Overview of the final 2.5-Å 2fo-fc electron density map contoured at 1.0 σ level and fitted with the final model around residue Val 180.

FIG. 2.

Ribbon representation of the structure of Buk2. The blue color of the N terminus changes gradually to the red color of the C terminus. The N- and C-terminal domains are labeled N and C, respectively. AMPPCP is rendered in ball-and-stick mode, and the formate molecule is rendered in CPK mode.

FIG. 3.

Topology diagram of Buk2. The secondary structures conserved in the ASKHA superfamily are rendered gray, and the inserts are shown in white. Rectangles indicate helices; arrows indicate β strands.

FIG. 4.

Stereo view of the active site of Buk2. Selected residues are shown as balls and sticks, as are formate and AMPPCP, and are colored according to atom type, where oxygen atoms are red, nitrogen atoms are blue, phosphorus atoms are purple, and carbon atoms are black.

FIG. 5.

Stereo view of the AMPPCP binding region. The four elements of secondary structure around AMPPCP are helix αe (Asp 255 to Gln 265), helix α2A′ (Gly 303 to Ala 306), a β turn (Mse 183 to Ile 187), and a U-shaped turn (Thr 211 to Arg 214). AMPPCP is rendered in ball-and-stick mode.

FIG. 6.

(a) AMPPCP and 2fo-fc map contoured at 1.0 σ level. (b) Schematic diagram of AMPPCP binding to Buk2. Shown are all the residues hydrogen bonded to AMPPCP within 3.5 Å.

FIG. 7.

Stereo view of the probable isobutyrate binding site. The C-terminal domains of Buk2 and glycerol kinase are superimposed. Shown are the residues of Buk2 within a cover radius of 8 Å from glycerol. Only glycerol (red), phosphate (orange), and ADP (blue) from the glycerol kinase structure are included in the representation.

FIG. 8.

Octamer of Buk2. Each monomer is rendered in a different color, and AMPPCP is represented in ball-and-stick mode.
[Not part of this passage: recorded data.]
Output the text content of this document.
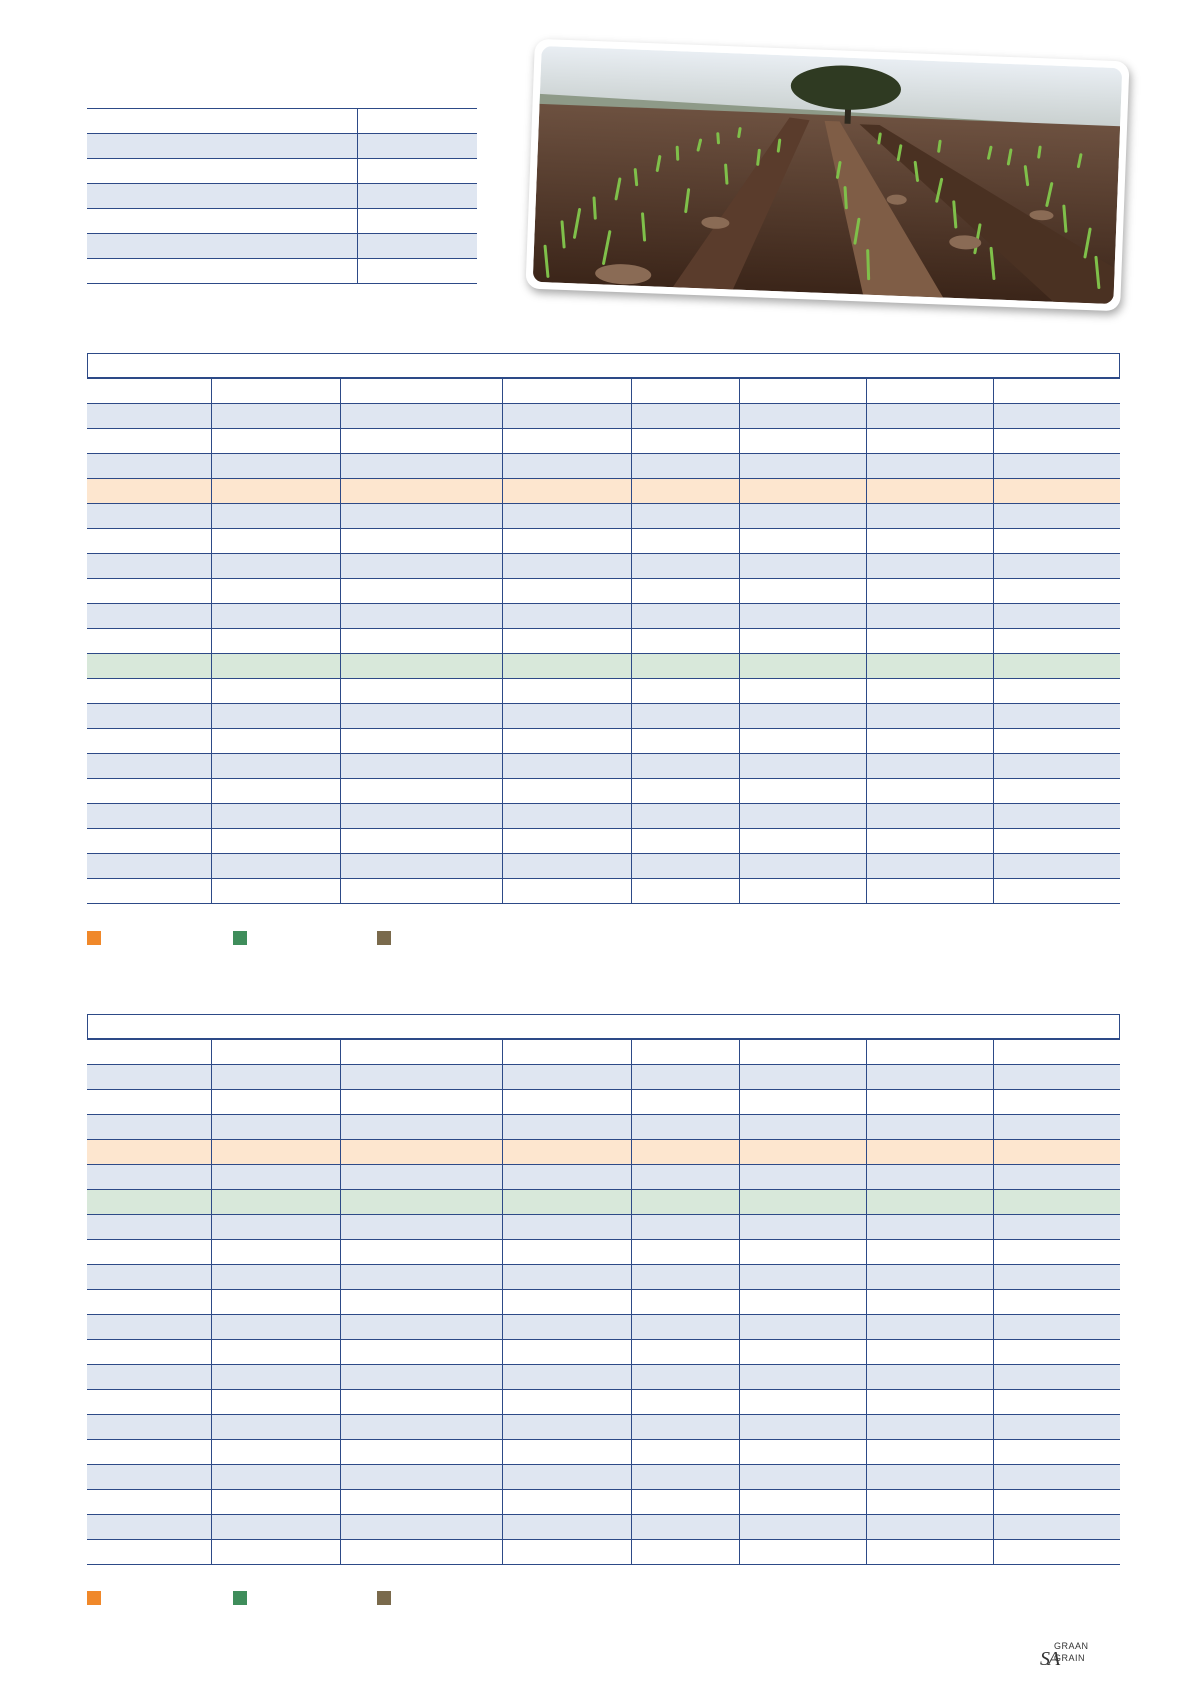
SA
GRAAN
GRAIN
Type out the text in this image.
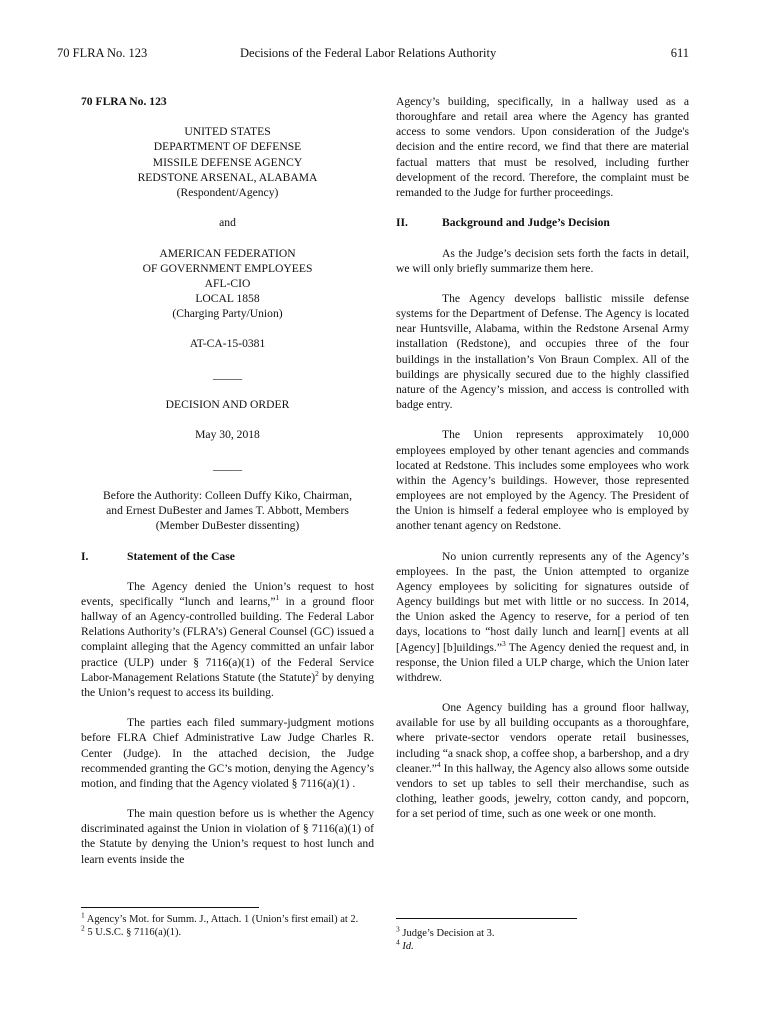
70 FLRA No. 123	Decisions of the Federal Labor Relations Authority	611

70 FLRA No. 123

UNITED STATES

DEPARTMENT OF DEFENSE

MISSILE DEFENSE AGENCY

REDSTONE ARSENAL, ALABAMA

(Respondent/Agency)

and

AMERICAN FEDERATION

OF GOVERNMENT EMPLOYEES

AFL-CIO

LOCAL 1858

(Charging Party/Union)

AT-CA-15-0381

_____

DECISION AND ORDER

May 30, 2018

_____

Before the Authority: Colleen Duffy Kiko, Chairman,

and Ernest DuBester and James T. Abbott, Members

(Member DuBester dissenting)

I.	Statement of the Case

The Agency denied the Union’s request to host events, specifically “lunch and learns,”$^1$ in a ground floor hallway of an Agency-controlled building. The Federal Labor Relations Authority’s (FLRA’s) General Counsel (GC) issued a complaint alleging that the Agency committed an unfair labor practice (ULP) under § 7116(a)(1) of the Federal Service Labor-Management Relations Statute (the Statute)$^2$ by denying the Union’s request to access its building.

The parties each filed summary-judgment motions before FLRA Chief Administrative Law Judge Charles R. Center (Judge). In the attached decision, the Judge recommended granting the GC’s motion, denying the Agency’s motion, and finding that the Agency violated § 7116(a)(1) .

The main question before us is whether the Agency discriminated against the Union in violation of § 7116(a)(1) of the Statute by denying the Union’s request to host lunch and learn events inside the

$^1$ Agency’s Mot. for Summ. J., Attach. 1 (Union’s first email) at 2.

$^2$ 5 U.S.C. § 7116(a)(1).

Agency’s building, specifically, in a hallway used as a thoroughfare and retail area where the Agency has granted access to some vendors. Upon consideration of the Judge's decision and the entire record, we find that there are material factual matters that must be resolved, including further development of the record. Therefore, the complaint must be remanded to the Judge for further proceedings.

II.	Background and Judge’s Decision

As the Judge’s decision sets forth the facts in detail, we will only briefly summarize them here.

The Agency develops ballistic missile defense systems for the Department of Defense. The Agency is located near Huntsville, Alabama, within the Redstone Arsenal Army installation (Redstone), and occupies three of the four buildings in the installation’s Von Braun Complex. All of the buildings are physically secured due to the highly classified nature of the Agency’s mission, and access is controlled with badge entry.

The Union represents approximately 10,000 employees employed by other tenant agencies and commands located at Redstone. This includes some employees who work within the Agency’s buildings. However, those represented employees are not employed by the Agency. The President of the Union is himself a federal employee who is employed by another tenant agency on Redstone.

No union currently represents any of the Agency’s employees. In the past, the Union attempted to organize Agency employees by soliciting for signatures outside of Agency buildings but met with little or no success. In 2014, the Union asked the Agency to reserve, for a period of ten days, locations to “host daily lunch and learn[] events at all [Agency] [b]uildings.”$^3$ The Agency denied the request and, in response, the Union filed a ULP charge, which the Union later withdrew.

One Agency building has a ground floor hallway, available for use by all building occupants as a thoroughfare, where private-sector vendors operate retail businesses, including “a snack shop, a coffee shop, a barbershop, and a dry cleaner.”$^4$ In this hallway, the Agency also allows some outside vendors to set up tables to sell their merchandise, such as clothing, leather goods, jewelry, cotton candy, and popcorn, for a set period of time, such as one week or one month.

$^3$ Judge’s Decision at 3.

$^4$ Id.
The octamer can be viewed as being composed of four dimers, and the dimer is similar to that of acetate kinase. For example, the green and red monomers form a bird-like dimer. The eight cysteines in the octamer and the corresponding four disulfide bonds are represented in CPK mode.

FIG. 9.

Superposition of the Cα atoms of Buk2, acetate kinase (monomer A, PDB code 1G99), and propionate kinase (PDB code 1X3M). Buk2 is in green, acetate kinase is in both blue and red, and propionate kinase is in both cyan and purple. The N- and C-terminal domains are labeled N and C, respectively. AMPPCP is represented in ball-and-stick mode. The N-terminal β sheets from acetate and propionate kinases are not well superposed, as there are different relative rotations between the N- and C-terminal domains of acetate and propionate kinases.